Applying a custom ('EEG',) reference.

2.9. Exercises#
Re-run the above analysis for a different experiment. For this, you can simply reuse the code cells above, changing only the second cell. Valid experiment names are
'N170'
,'MMN'
,'N2pc'
,'N400'
,'P3'
, or'ERN'
.Below, try out the effect of different filter settings such as a higher high-pass cutoff or a lower low-pass cutoff. For this, write your own code that achieves the following: (a) read the raw data from one participant, (b) apply your own custom high-pass, low-pass, or band-pass filter, (c) plot the filtered data, and (d) repeat for different filter settings.
# Your code goes here
...
2.10. Further reading#
Tutorials on preprocessing on the MNE-Python website
Blog post Pitfalls of filtering the EEG signal by Narayan P. Subramaniyam
Blog post Introduction to ICA: Independent Component Analysis by Jonas Dieckmann
Online chapter A closer look at ICA-based artifact correction in Luck (2014)
Paper EEG is better left alone (Delorme, 2023)
2.11. References#
- Delorme, 2023
Delorme, A. (2023).
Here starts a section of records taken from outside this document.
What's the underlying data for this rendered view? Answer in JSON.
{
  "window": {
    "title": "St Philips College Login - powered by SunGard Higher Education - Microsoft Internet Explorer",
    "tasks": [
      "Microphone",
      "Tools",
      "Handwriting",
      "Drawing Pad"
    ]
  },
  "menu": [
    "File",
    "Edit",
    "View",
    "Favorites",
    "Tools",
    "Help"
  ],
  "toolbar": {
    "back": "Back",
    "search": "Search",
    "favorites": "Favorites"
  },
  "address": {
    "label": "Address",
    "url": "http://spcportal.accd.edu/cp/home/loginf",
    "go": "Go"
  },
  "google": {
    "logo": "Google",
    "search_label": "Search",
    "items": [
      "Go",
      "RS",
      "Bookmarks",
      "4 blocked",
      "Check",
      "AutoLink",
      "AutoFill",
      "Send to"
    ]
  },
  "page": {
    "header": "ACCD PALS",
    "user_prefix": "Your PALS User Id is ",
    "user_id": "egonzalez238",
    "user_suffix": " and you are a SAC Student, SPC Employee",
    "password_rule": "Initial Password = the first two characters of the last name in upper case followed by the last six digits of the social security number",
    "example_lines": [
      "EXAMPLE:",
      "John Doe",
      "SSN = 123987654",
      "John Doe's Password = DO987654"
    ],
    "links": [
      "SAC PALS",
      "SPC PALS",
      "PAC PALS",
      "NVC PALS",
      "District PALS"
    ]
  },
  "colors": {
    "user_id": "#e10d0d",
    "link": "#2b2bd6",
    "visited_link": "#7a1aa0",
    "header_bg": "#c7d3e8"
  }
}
EEG is better left alone. Scientific Reports, 13(1), 2372. doi:10.1038/s41598-023-27528-0
- Gramfort et al., 2013
Gramfort, A., Luessi, M., Larson, E., Engemann, D. A., Strohmeier, D., Brodbeck, C., … Hämäläinen, M. (2013). MEG and EEG data analysis with MNE-Python. Frontiers in Neuroscience, 7, 267. doi:10.3389/fnins.2013.00267
- Kappenman et al., 2021(1,2)
Kappenman, E. S., Farrens, J. L., Zhang, W., Stewart, A. X., & Luck, S. J. (2021). ERP CORE: An open resource for human event-related potential research. NeuroImage, 225, 117465. doi:10.1016/j.neuroimage.2020.117465
- Luck, 2014
Luck, S. J. (2014). An Introduction to the Event-Related Potential Technique. 2 ed. Cambridge, Massachusetts: MIT Press.